Alonso has led the drivers' championship since winning the European Grand Prix at Valencia, but he is in danger of becoming the hunter rather than the hunted with Sebastian Vettel lying just four points behind the Spaniard.
Vettel took the win at the Japanese Grand Prix as Alonso was eliminated following a first-corner clash with Kimi Raikkonen.
The Korea International Circuit proved to be a strong track for Red Bull in 2011 as Vettel took his 10th victory of his remarkable march to a second world title.
A repeat of that result this weekend would see the German leapfrog his rival, and with a lack of qualifying pace undermining Ferrari's race efforts, Alonso appears to be facing an uphill battle.
But the 31-year-old is backing the Maranello squad to help him take the title battle all the way to the final race in Brazil.
"I am sure we can be in the fight right down to the wire," said Alonso.
"The people who are working on the car are the same who have done the job so far and there's no reason to think they can't do a good job again now.
"Let's not forget that, if I am still leading the Championship, it's because we have been capable of improving the car significantly compared to the start of the season and also because we are capable of always getting the most out of what we have to work with.
"We have not been gifted anything, indeed Spa and Suzuka deprived us of places that were easily within our grasp.

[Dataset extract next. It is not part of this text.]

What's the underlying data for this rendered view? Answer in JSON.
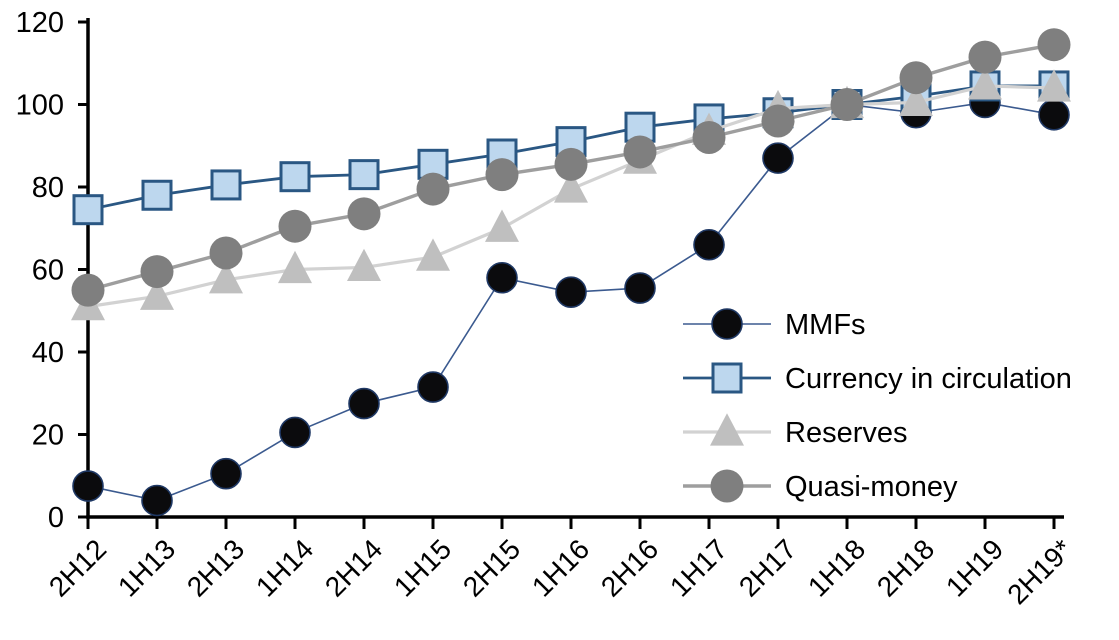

"It's not through some sort of divine miracle that we are in this position, it is down to the work of all us, from first to last. Formula One is a team sport: you win and you lose together."
Ferrari will bring several small updates to Yeongnam as they look to keep Alonso in the hunt, with a more considerable upgrade to be introduced ahead of the Indian Grand Prix.

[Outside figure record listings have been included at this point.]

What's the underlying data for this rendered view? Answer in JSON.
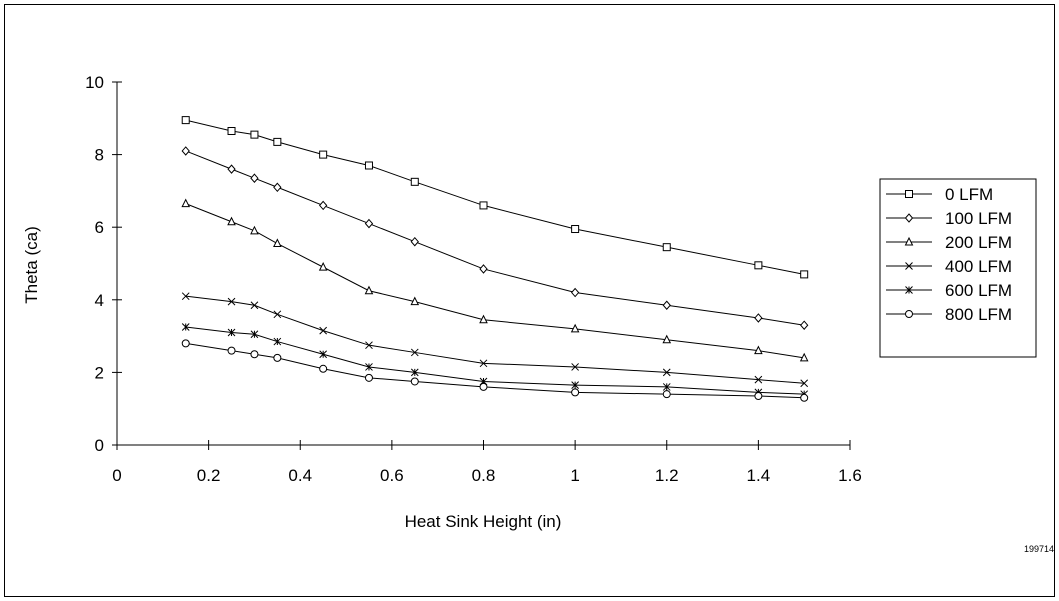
{
  "chart_data": {
    "type": "line",
    "title": "",
    "xlabel": "Heat Sink Height (in)",
    "ylabel": "Theta (ca)",
    "xlim": [
      0,
      1.6
    ],
    "ylim": [
      0,
      10
    ],
    "xticks": [
      0,
      0.2,
      0.4,
      0.6,
      0.8,
      1,
      1.2,
      1.4,
      1.6
    ],
    "xtick_labels": [
      "0",
      "0.2",
      "0.4",
      "0.6",
      "0.8",
      "1",
      "1.2",
      "1.4",
      "1.6"
    ],
    "yticks": [
      0,
      2,
      4,
      6,
      8,
      10
    ],
    "ytick_labels": [
      "0",
      "2",
      "4",
      "6",
      "8",
      "10"
    ],
    "grid": false,
    "legend_position": "right",
    "figure_number": "199714",
    "x": [
      0.15,
      0.25,
      0.3,
      0.35,
      0.45,
      0.55,
      0.65,
      0.8,
      1.0,
      1.2,
      1.4,
      1.5
    ],
    "series": [
      {
        "name": "0 LFM",
        "marker": "square",
        "values": [
          8.95,
          8.65,
          8.55,
          8.35,
          8.0,
          7.7,
          7.25,
          6.6,
          5.95,
          5.45,
          4.95,
          4.7
        ]
      },
      {
        "name": "100 LFM",
        "marker": "diamond",
        "values": [
          8.1,
          7.6,
          7.35,
          7.1,
          6.6,
          6.1,
          5.6,
          4.85,
          4.2,
          3.85,
          3.5,
          3.3
        ]
      },
      {
        "name": "200 LFM",
        "marker": "triangle",
        "values": [
          6.65,
          6.15,
          5.9,
          5.55,
          4.9,
          4.25,
          3.95,
          3.45,
          3.2,
          2.9,
          2.6,
          2.4
        ]
      },
      {
        "name": "400 LFM",
        "marker": "x",
        "values": [
          4.1,
          3.95,
          3.85,
          3.6,
          3.15,
          2.75,
          2.55,
          2.25,
          2.15,
          2.0,
          1.8,
          1.7
        ]
      },
      {
        "name": "600 LFM",
        "marker": "star",
        "values": [
          3.25,
          3.1,
          3.05,
          2.85,
          2.5,
          2.15,
          2.0,
          1.75,
          1.65,
          1.6,
          1.45,
          1.4
        ]
      },
      {
        "name": "800 LFM",
        "marker": "circle",
        "values": [
          2.8,
          2.6,
          2.5,
          2.4,
          2.1,
          1.85,
          1.75,
          1.6,
          1.45,
          1.4,
          1.35,
          1.3
        ]
      }
    ]
  }
}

Technical director Pat Fry said: "We are currently closer to McLaren but there's still a gap to Red Bull, so we need to keep working on car development.
"I think looking back at recent races, we have been bringing small updates to every race, even if we made a few small errors in Singapore, but we worked out what they were and sorted them out in time for Japan.

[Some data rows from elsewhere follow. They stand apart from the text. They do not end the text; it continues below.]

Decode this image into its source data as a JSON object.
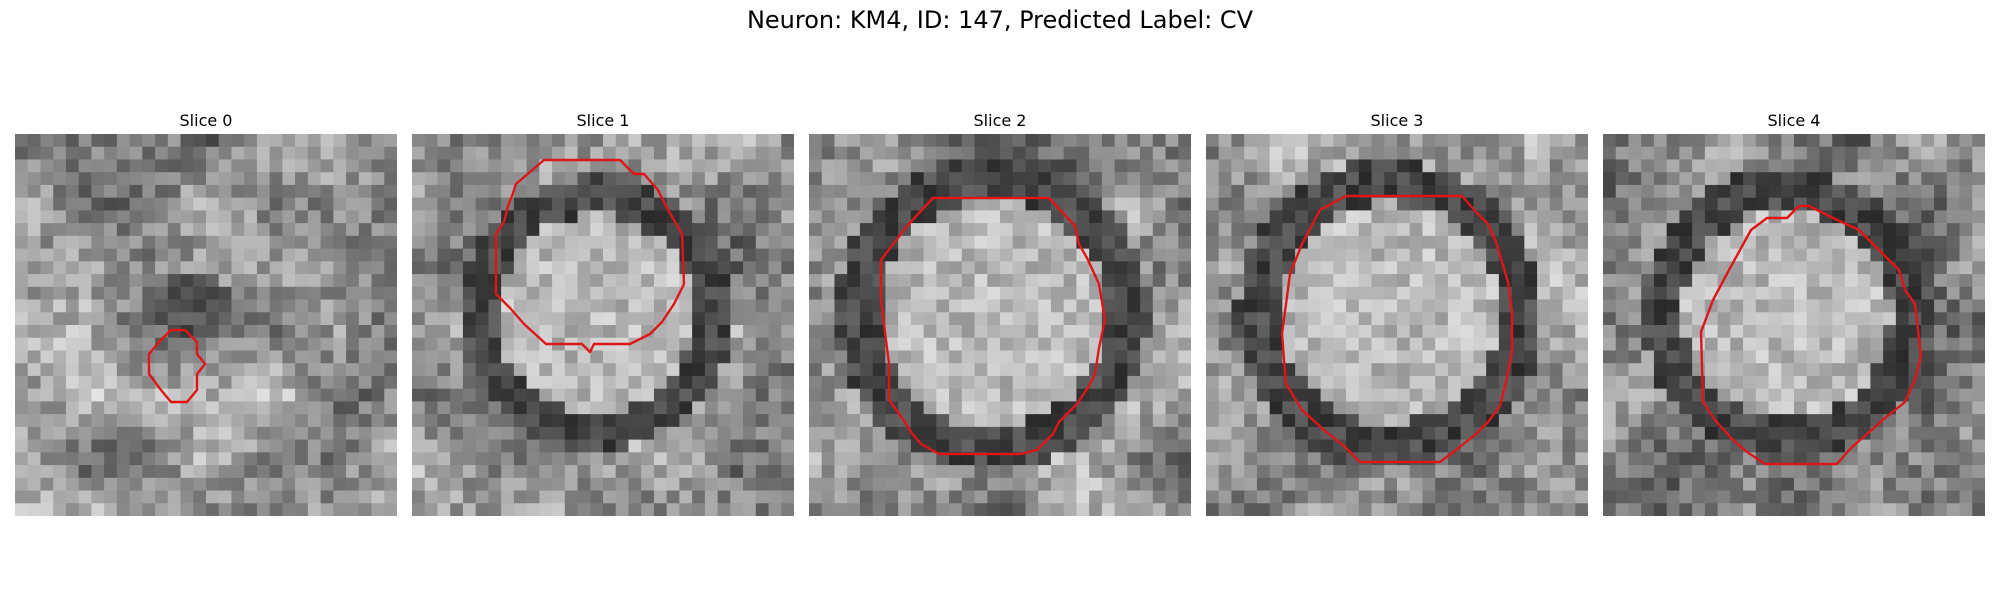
{
  "title": "Neuron: KM4, ID: 147, Predicted Label: CV",
  "contour_color": "#e01515",
  "panels": [
    {
      "label": "Slice 0",
      "seed": 11,
      "blob": {
        "r": 0.1,
        "center": "dark"
      }
    },
    {
      "label": "Slice 1",
      "seed": 23,
      "blob": {
        "r": 0.33,
        "center": "bright"
      }
    },
    {
      "label": "Slice 2",
      "seed": 37,
      "blob": {
        "r": 0.38,
        "center": "bright"
      }
    },
    {
      "label": "Slice 3",
      "seed": 51,
      "blob": {
        "r": 0.37,
        "center": "bright"
      }
    },
    {
      "label": "Slice 4",
      "seed": 67,
      "blob": {
        "r": 0.35,
        "center": "bright"
      }
    }
  ]
}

"When you have a constant drive for performance, you need to take some risks and there will be four small updates on the car in Korea, with more significant changes in the races after that.
"Overall for the last five races, we need to stay calm and ensure that everything we do counts. There's more to come, even if we have a way to go to catch up. But we are never going to give up and we'll be trying all the way to Brazil."